Led by Oscar Rwegasira Mukasa, the Chair of the HIV and Narcotics Parliamentary Committee of the United Republic of Tanzania, the delegation included Tanzanian Members of Parliament and representatives of the Tanzania Commission for AIDS (TACAIDS). Mr Mukasa said political leaders have an important role to play in uniting efforts in the AIDS response and harnessing domestic resources “so that we can stand on our own feet,” during the 13 to 15 February visit.
The United Republic of Tanzania will take over the Chair of the Southern African Development Community (SADC) in August and the parliamentarians indicated they would use that opportunity to engage SADC ministers of health in developing policies on HIV and TB in the region. We need to align policies and legislation with technical programming for HIV and tuberculosis to ensure that we are in synch with the 90‒90‒90 strategy,” Mr Mukasa said.
This was echoed in a meeting with Aaron Motsoaledi, Minister of Health of South Africa, who emphasized the regional nature of the epidemics of AIDS, TB and malaria and called on the United Republic of Tanzania to use its forthcoming leadership role in SADC to advance coordinated policies and actions. Mr Motsoaledi, who is Chair of the Stop TB Partnership board, reminded the delegates of the inextricable linkage between HIV and TB and noted that TB is the biggest cause of death in South Africa and of people living with HIV.

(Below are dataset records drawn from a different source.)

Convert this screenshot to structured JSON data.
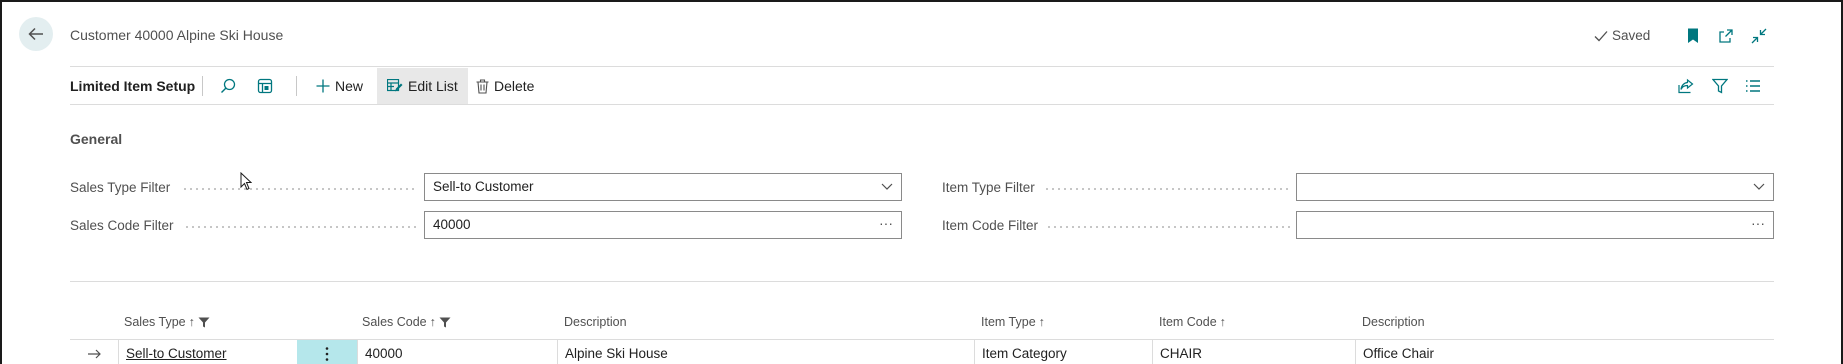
{
  "header": {
    "caption": "Customer 40000 Alpine Ski House",
    "saved_label": "Saved"
  },
  "actionbar": {
    "title": "Limited Item Setup",
    "new_label": "New",
    "edit_list_label": "Edit List",
    "delete_label": "Delete"
  },
  "general": {
    "title": "General",
    "sales_type_filter": {
      "label": "Sales Type Filter",
      "value": "Sell-to Customer"
    },
    "sales_code_filter": {
      "label": "Sales Code Filter",
      "value": "40000"
    },
    "item_type_filter": {
      "label": "Item Type Filter",
      "value": ""
    },
    "item_code_filter": {
      "label": "Item Code Filter",
      "value": ""
    }
  },
  "list": {
    "columns": {
      "sales_type": "Sales Type",
      "sales_code": "Sales Code",
      "description": "Description",
      "item_type": "Item Type",
      "item_code": "Item Code",
      "description2": "Description"
    },
    "rows": [
      {
        "sales_type": "Sell-to Customer",
        "sales_code": "40000",
        "description": "Alpine Ski House",
        "item_type": "Item Category",
        "item_code": "CHAIR",
        "description2": "Office Chair"
      }
    ]
  },
  "colors": {
    "accent": "#00777f",
    "row_menu_bg": "#b5e7eb"
  }
}
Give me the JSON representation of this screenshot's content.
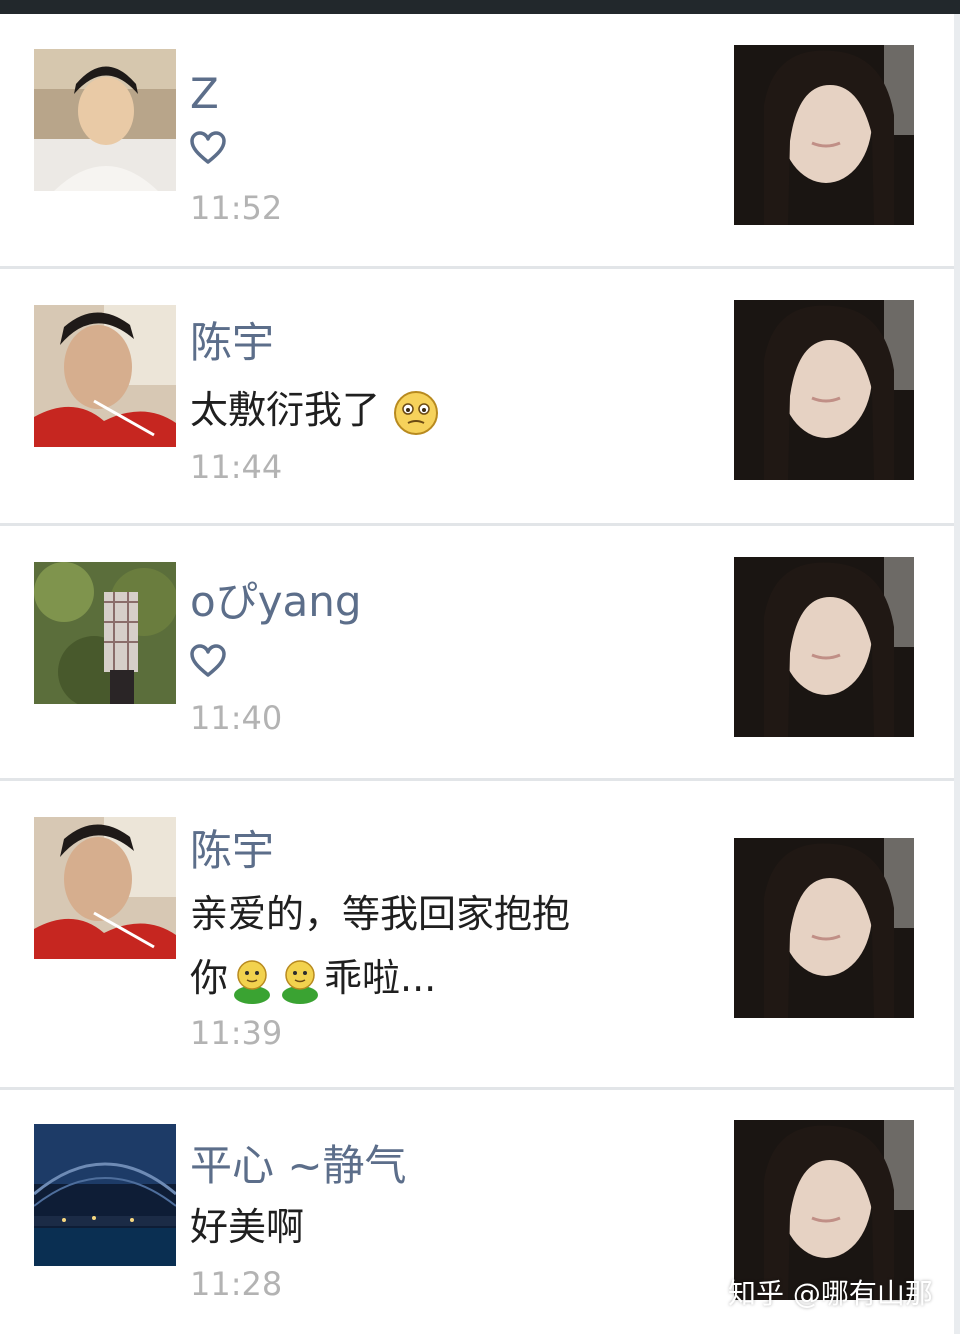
{
  "feed": {
    "items": [
      {
        "user": "Z",
        "message": "",
        "liked": true,
        "time": "11:52"
      },
      {
        "user": "陈宇",
        "message_text": "太敷衍我了",
        "message_emoji": "confused-face-emoji",
        "liked": false,
        "time": "11:44"
      },
      {
        "user": "oぴyang",
        "message": "",
        "liked": true,
        "time": "11:40"
      },
      {
        "user": "陈宇",
        "message_line1": "亲爱的，等我回家抱抱",
        "message_line2_prefix": "你",
        "message_line2_suffix": "乖啦...",
        "message_emoji": "hug-emoji",
        "liked": false,
        "time": "11:39"
      },
      {
        "user": "平心 ~静气",
        "message": "好美啊",
        "liked": false,
        "time": "11:28"
      }
    ]
  },
  "watermark": "知乎 @哪有山那",
  "colors": {
    "name": "#5c6e8a",
    "message": "#1f1f1f",
    "time": "#b3b3b3",
    "divider": "#e2e5e8",
    "topbar": "#22282c"
  }
}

The delegates explored a range of issues, including the multisectoral response in South Africa, legislation, sustainability and service delivery arrangements, including public, private and community service delivery. The study tour included field visits to a community health centre and a medicine-dispensing ATM.
In a meeting hosted by the South African National AIDS Council (SANAC), its Chief Executive Officer, Sandile Buthelezi, told the delegation that HIV is still very much a health emergency. Noting the high burden of drug-resistant TB, he said that South Africa was adopting new treatment options. “South Africa has strong political leadership, yet still more needs to be done to reach our targets,” he said. Mr Buthelezi stressed the importance of engaging civil society and working with government institutions and the private sector to coordinate efforts and ensure that the needs of people at higher risk of HIV infection and people living with HIV are reflected in HIV programmes.
Mbulawa Mugabe, the UNAIDS Country Director in South Africa, noted the considerable success in the region, but said there was a risk of complacency. “People are on HIV treatment for the rest of their lives and we need political commitment to invest domestic resources to sustain prevention and treatment efforts in the long term,” he said.
Leonard Maboko, the Executive Director of TACAIDS, noted that the parliamentarians would use the results of their study trip to strengthen their national response, explore innovative service delivery models and advance a multisectoral approach. “Too often we talk among ourselves: we need to consult others on these issues,” he said.